Sumber: www.AnneAhira.com
Setiap manusia memiliki rasa. Nilai rasa itulah yang kemudian membuat manusia mampu mengekspresikan dirinya secara verbal. Cinta, merupakan salah satu penggerak manusia dalam mengekspresikan dirinya. Cinta begitu abstrak untuk diterjemahkan secara harfiah. Cinta lebih pas jika ditafsirkan sebebas-bebasnya sebab misteri cinta merupakan kompleksitas dari verbalitas takdir manusia yang selalu memvisualkannya dalam wujud yang beragam.
Cinta yang dimiliki manusia merupakan rasa yang hadir biasa saja sebetulnya. Bisa muncul karena perasaan kagum, bangga, sayang, atau iba sekalipun. Seseorang yang mencintai, bisa saja bermula pada porsi memuji yang pada akhirnya menjadi memuja. Jika telah tiba pada tingkatan memuja, bisa dipastikan ia telah terkena cinta.
Disebabkan cinta merupakan sesuatu yang abstrak, ia memiliki sisi yang kadang tak bisa diterjemahkan secara nalar. Apa-apa yang terjadi atau menimpa diri seorang pecinta bisa menjadi sesuatu yang tak terdefinisikan bahkan oleh diri pecinta itu sendiri.
Sesuatu yang abstrak, tak terdefinisikan, dan seolah-olah cinta merupakan sesuatu hal yang absurd, menjadikan cinta sebagai misteri. Hanya bisa diterka. Mungkin, mungkin, dan mungkin. Kata itulah yang kemudian muncul dalam benak setiap orang.

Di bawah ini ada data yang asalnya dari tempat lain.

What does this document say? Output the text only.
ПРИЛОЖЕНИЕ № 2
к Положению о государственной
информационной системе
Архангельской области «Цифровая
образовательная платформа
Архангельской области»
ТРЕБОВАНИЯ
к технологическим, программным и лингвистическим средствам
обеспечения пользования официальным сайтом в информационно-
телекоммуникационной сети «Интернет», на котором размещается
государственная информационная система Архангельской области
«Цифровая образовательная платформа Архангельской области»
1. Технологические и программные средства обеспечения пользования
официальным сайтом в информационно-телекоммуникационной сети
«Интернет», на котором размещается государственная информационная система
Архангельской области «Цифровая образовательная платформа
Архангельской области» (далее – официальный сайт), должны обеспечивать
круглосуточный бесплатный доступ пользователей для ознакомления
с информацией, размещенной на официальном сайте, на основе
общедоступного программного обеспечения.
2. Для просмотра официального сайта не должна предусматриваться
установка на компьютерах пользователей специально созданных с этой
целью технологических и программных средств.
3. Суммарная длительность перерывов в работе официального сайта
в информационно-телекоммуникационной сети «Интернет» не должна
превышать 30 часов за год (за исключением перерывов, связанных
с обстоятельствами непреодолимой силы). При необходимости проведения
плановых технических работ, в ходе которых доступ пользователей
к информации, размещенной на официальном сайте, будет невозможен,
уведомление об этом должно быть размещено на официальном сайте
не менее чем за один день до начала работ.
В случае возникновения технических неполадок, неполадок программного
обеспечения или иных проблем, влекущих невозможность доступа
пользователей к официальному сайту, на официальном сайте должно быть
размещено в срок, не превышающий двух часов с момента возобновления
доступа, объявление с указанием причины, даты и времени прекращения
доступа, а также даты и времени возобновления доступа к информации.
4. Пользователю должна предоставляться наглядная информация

Misteri cinta bisa menimpa siapa saja dan bisa sangat mengejutkan. Cinta yang sejatinya adalah sebuah anugerah keindahan yang mestinya memberikan kegempitaan dapat menjadi duka yang menyesatkan. Telah banyak kita temui kasus-kasus yang diakibatkan justru karena kemestian keindahan dan kegempitaan cinta itu sendiri.
Mulai dari patah hati yang sudah sangat wajar dialami, dikhianati, gangguan kejiwaan, bahkan disakiti secara fisik pun menjadi hal yang menyenangkan. Tak sedikit pula yang memutuskan mati bunuh diri.
Persoalan-persoalan yang muncul kemudian karena misteri cinta, sungguh menyiksa jiwa pecinta. Tingkat kejiwaan yang menggila adalah hal yang ditakuti oleh banyak pecinta. Beberapa bahkan merasa senang dan nyaman ketika ia bisa meluapkan apa yang dirasanya dengan bercengkerama dengan benda mati seperti jendela, tirai, panci, wajan, bahkan dengan udara sekalipun.
Sebagian di antaranya rela menghukum dirinya secara serta merta dengan amarah yang membabi buta. Menjadi seorang masokis adalah pilihan yang tepat untuk merasakan kenyamanan kesakitan. Pada tahap ini, seorang pecinta akan merasa dirinyalah yang paling teraniaya.
Seorang masokis akan mengklaim dirinya sakit tanpa peduli rasa sakit orang lain. Banyak pula yang memilih mati dengan cara yang tragis dengan meminum racun, menjatuhkan diri dari gedung bertingkat, menggantung diri, memotong urat nadi, atau menabrakkan diri pada mobil atau kereta api. Sungguh kematian begitu mudah dan nyawa begitu murah.
Cinta tidak selalu memiliki misteri yang berefek negatif. Sebagai hal yang semestinya membuahkan kegembiraan, misteri cinta hadir dalam kegempitaan yang meluap. Bergairah menuntaskan hari demi hari, produktif dan kreatif dalam aktivitas, berorientasi positif, serta membangun pribadi aktif dan arif.
Cinta pun memiliki misteri yang membuat proses pendewasaan pada setiap individu sebagai sebuah cetak biru dari warna cinta itu sendiri yang sesungguhnya berwarna biru. Merah jingga atau merah muda hanyalah sebuah pengejewantahan verbal, namun biru merupakan warna cinta sebenarnya.
Mengapa merah muda, persoalannya lebih pada penunjukkan keromantisan sebagai efek realisasi warna. Sementara biru, merupakan tafsiran dari sebuah pemikiran filosofis yang berarti tenang dan spiritual. Itulah cinta. Begitu tenang, berpretensi spiritual, dan abstrak.
Cinta memang kerap hadir secara tak terbantahkan. Menjadi senyawa yang dapat melanjutkan daya juang hidup atau pembunuh abstrak yang sanggup menghentikan denyut jantung dalam sekejap. Waspada merupakan keutamaan dalam mencerap cinta.